I mentioned on Facebook the other day that I had nearly 4,000 emails in my Sent folder that I needed to clean out — a chore I detest and obviously hadn’t done in a long time. I spent all day today, many hours of my last day off, going through and deleting around 3,200 of them, so far. Three thousand two hundred interactions with clients, colleagues, friends, family wiped away one by one.
It made me wonder how these interactions would have happened in the olden days — like 25 years ago. We didn’t use email then (did it even exist?). When colleagues and I needed to exchange information, we talked to each other, or called, or left notes on each other’s desks. We didn’t have voicemail; if you called someone who wasn’t at their desk, you called back later or left a message with an actual person. We all had little, check-the-box “While you were out” pads that made it easy to communicate — let someone else know that someone had come by to see them or that they had had a phone call from X about Y. We relied a lot on our memories of what was said in conversation or notes that we, you know, wrote by hand — no CYA email trail in those days.
And friends, family? We didn’t have instant access to share a funny picture or interesting article — except by fax, and no one did that. We talked by phone (but not when we were anywhere but at home or work, where the phone was) or sent cards and letters. Sharing a picture was a big deal — you had to send your only print from the roll you had to get developed or have copies made. A lot of people sent their film away by mail for processing because it was cheaper. You’d wait anxiously to see how the pictures turned out. A lot of them didn’t turn out so well — you might look silly, eyes closed or mouth open or hair askew, and you’d have to rip it up or hope no one would show anyone. If a card or letter someone sent you made you LOL, you might call them to say that, but more likely you’d have to write them back — and an LOL several days later just isn’t the same.
It’s a wonder we could function at all. What with having to walk uphill both ways to work in blizzards and all, too.
It’s also weird to think that what in days of yore would have been simple, easily forgotten conversations or phone calls or notes are today all countable and “rememberable.” Four thousand interactions over the course of several years recallable in an instant.
Imagine if you never deleted any. Ever. If all the email exchanges you ever had were there for the perusing. Of course, not the boring work ones you’d never want to see again. But the others — the chats with friends, the shared jokes and memes, the advice given and received. A little like a living journal. In my case, I had a lot of emails pertaining to my mom’s care, illness, and death. About our work to clean out the house, settle the estate, sell the house. I have some giving or getting advice from friends. I even have a few about 9/11 — written on or in the days following the massacre. Some of them, though painful to remember, I still couldn’t delete. Not yet; maybe not ever.

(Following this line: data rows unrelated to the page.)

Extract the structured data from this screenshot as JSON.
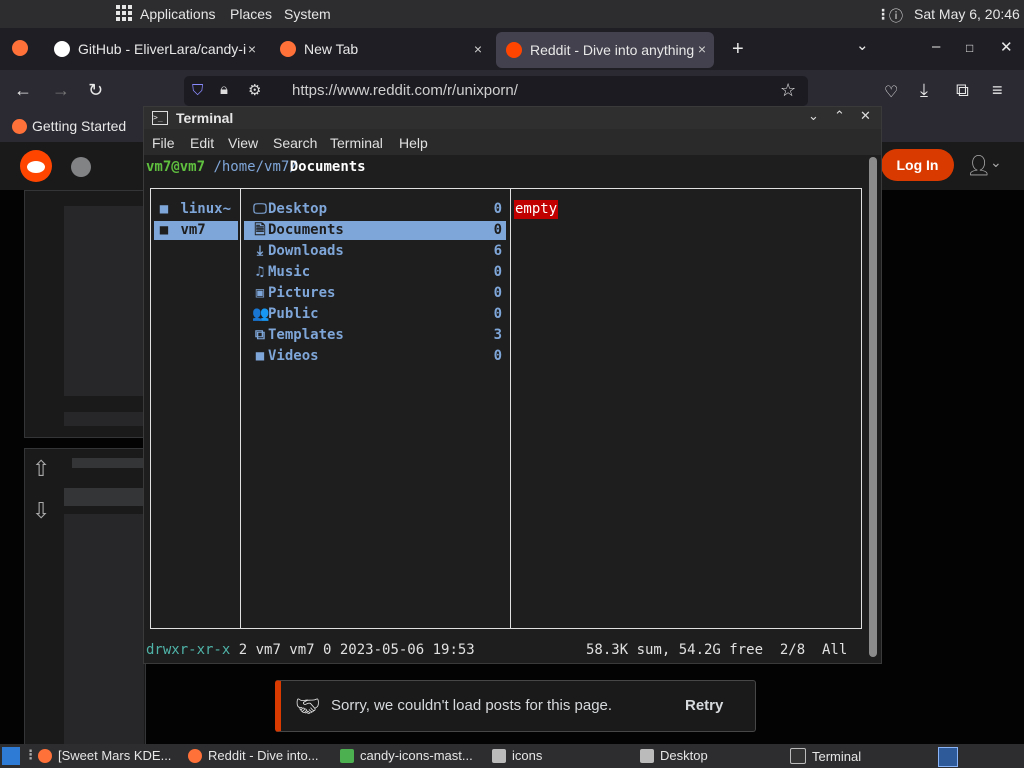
{
  "top_panel": {
    "applications": "Applications",
    "places": "Places",
    "system": "System",
    "datetime": "Sat May 6, 20:46"
  },
  "tabs": [
    {
      "label": "GitHub - EliverLara/candy-i",
      "close": "×"
    },
    {
      "label": "New Tab",
      "close": "×"
    },
    {
      "label": "Reddit - Dive into anything",
      "close": "×"
    }
  ],
  "new_tab": "+",
  "window_controls": {
    "list": "⌄",
    "minimize": "–",
    "maximize": "□",
    "close": "✕"
  },
  "nav": {
    "back": "←",
    "forward": "→",
    "reload": "↻",
    "url": "https://www.reddit.com/r/unixporn/",
    "bookmark": "☆",
    "pocket": "♡",
    "download": "⤓",
    "extensions": "⧉",
    "menu": "≡"
  },
  "bookmarks": {
    "getting_started": "Getting Started"
  },
  "reddit": {
    "login": "Log In",
    "avatar_caret": "⌄",
    "up": "⇧",
    "down": "⇩"
  },
  "terminal": {
    "title": "Terminal",
    "controls": {
      "min": "⌄",
      "max": "⌃",
      "close": "✕"
    },
    "menu": [
      "File",
      "Edit",
      "View",
      "Search",
      "Terminal",
      "Help"
    ],
    "prompt": {
      "user": "vm7@vm7",
      "path": "/home/vm7/",
      "cwd": "Documents"
    },
    "parents": [
      {
        "name": "linux~",
        "icon": "■",
        "selected": false
      },
      {
        "name": "vm7",
        "icon": "■",
        "selected": true
      }
    ],
    "entries": [
      {
        "name": "Desktop",
        "icon": "🖵",
        "count": "0"
      },
      {
        "name": "Documents",
        "icon": "🗎",
        "count": "0"
      },
      {
        "name": "Downloads",
        "icon": "⤓",
        "count": "6"
      },
      {
        "name": "Music",
        "icon": "♫",
        "count": "0"
      },
      {
        "name": "Pictures",
        "icon": "▣",
        "count": "0"
      },
      {
        "name": "Public",
        "icon": "👥",
        "count": "0"
      },
      {
        "name": "Templates",
        "icon": "⧉",
        "count": "3"
      },
      {
        "name": "Videos",
        "icon": "■",
        "count": "0"
      }
    ],
    "preview": "empty",
    "status": {
      "perms": "drwxr-xr-x",
      "info": "2 vm7 vm7 0 2023-05-06 19:53",
      "summary": "58.3K sum, 54.2G free  2/8  All"
    }
  },
  "toast": {
    "message": "Sorry, we couldn't load posts for this page.",
    "retry": "Retry"
  },
  "taskbar": [
    {
      "label": "[Sweet Mars KDE..."
    },
    {
      "label": "Reddit - Dive into..."
    },
    {
      "label": "candy-icons-mast..."
    },
    {
      "label": "icons"
    },
    {
      "label": "Desktop"
    },
    {
      "label": "Terminal"
    }
  ],
  "colors": {
    "reddit_orange": "#ff4500",
    "selection": "#7fa6d8",
    "prompt_green": "#5fbf3f",
    "warn_red": "#c00000"
  }
}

I don’t plan to let my emails pile up that high ever again. Not that many years ago, I was vigilant about keeping my Inbox and Sent mail to 400 emails each. That’s probably not feasible anymore given all the projects I need to track over time. But I won’t let it reach 10x that number again. It may be an easy way to document slices of life — an unconscious journal — but I don’t think it’s worth a day of my current life to relive them.
What you need to know about the past is that
no matter what has happened, it has all worked together
to bring you to this very moment. And this is the moment you can
choose to make everything new. Right now.